A standard normalization is subtracting the mean and dividing the variance, so what does this normalization do? If we look at the picture below,

The left figure in A shows the input data without any processing, and the curve is sigmoid function. If the data is in a region with a very small gradient, the learning rate will be slow or even fall into a long period of stagnation. After subtracting the mean and dividing the variance, the data is moved to the central region as shown in the figure on the right. For most activation functions, the gradient in this region is maximum or gradient (e.g. ReLU), which can be seen as an effective means to combat gradient loss. If you do that for one layer, if you do that for each layer, the distribution of the data is always in the region that is sensitive to change, so you don’t have to worry about the distribution of the data, so it’s more efficient to train.

So why is there a fourth step, isn’t it just subtracting the mean and dividing the variance to get the desired effect? We consider that the distribution obtained by subtracting the mean and dividing the variance is a normal distribution. Can we think that the normal distribution is the best or best characteristic distribution of our training samples?

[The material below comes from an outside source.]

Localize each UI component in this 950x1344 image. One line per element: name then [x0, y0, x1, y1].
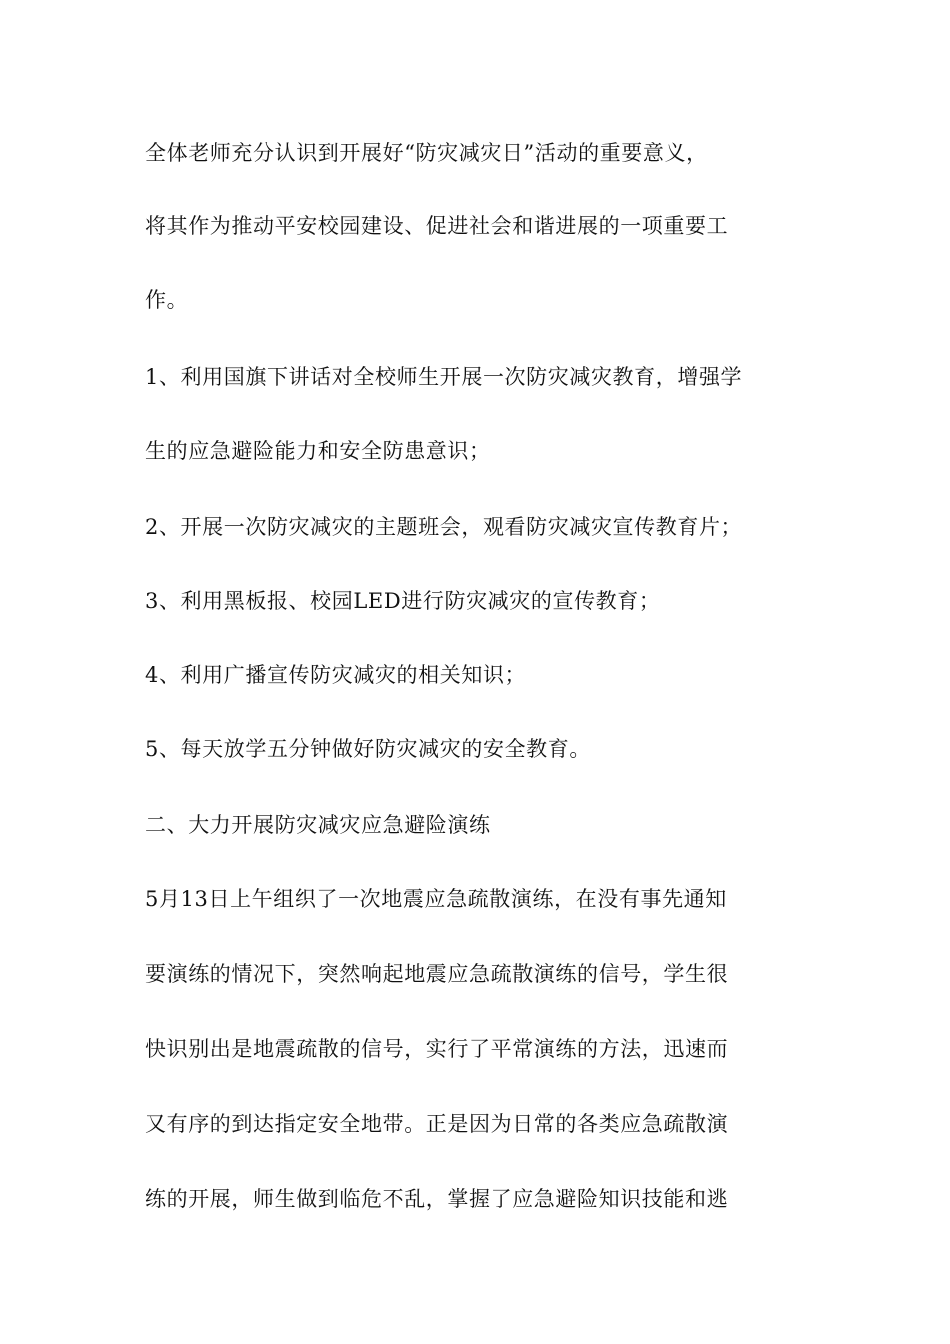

Cannot, such as the data itself is very asymmetrical, or activation function is not necessarily a variance data for one of the best effect, such as Sigmoid activation function, the gradient changes very little between 1 and 1, so the effect of nonlinear transformation cannot very good reflected, in other words, the average reduction in addition to the variance after operation may weaken the performance of the network! In response to this situation, a fourth step is added after the first three steps to complete true batch normalization.

The essence of BN is to make use of optimization to change the size of variance and mean position, so that the new distribution is more consistent with the real distribution of data and ensure the nonlinear expression ability of the model. The extreme case of BN is that the two parameters are equal to the mini-batch mean and variance, so the data and the input will be exactly the same after the batch normalization. Of course, the normal case will be different.

How do we figure out the mean and variance?

In the training, we will solve the mean and variance of the same batch of data, and then normalize the operation. But what about our mean and variance for the prediction? For example, when we predict a single sample, how can we calculate the mean sum? In fact, the mean and variance used in the prediction phase also come from the training set. For example, during model training, we recorded the mean value and variance of each batch. After the training, we calculated the expected value of the mean value and variance of the entire training sample as the mean value and variance of BN when we made prediction:

In the final test phase, the formula for BN is:

As for the position of BN, the independent variable X of the S-type function S (x) is the result of BN processing before the nonlinear activation function in CNN. Therefore, the calculation formula of forward conduction should be:

In fact, because the bias parameter B is useless after going through the BN layer, it will also be normalized by the mean. Of course, there is a β parameter behind the BN layer as the bias term, so the parameter B can not be used. So the BN layer + activation layer becomes:

CNN in the BN

Notice that everything I’ve written is a little bit different for the general case, for the convolutional neural network. Since the features of convolutional neural network correspond to the whole characteristic response graph, BN should also be made in units of response graph rather than in dimensions. For example, at a certain layer, the batch size is M and the response graph size is W ×h, so the amount of BN data is M × W ×h.

BN plays a very obvious role in the deep neural network: when the neural network training encounters slow convergence speed, or “gradient explosion” and other untrainable situations, BN can be tried to solve them. At the same time, BN can also be added to accelerate model training and even improve model accuracy in conventional use.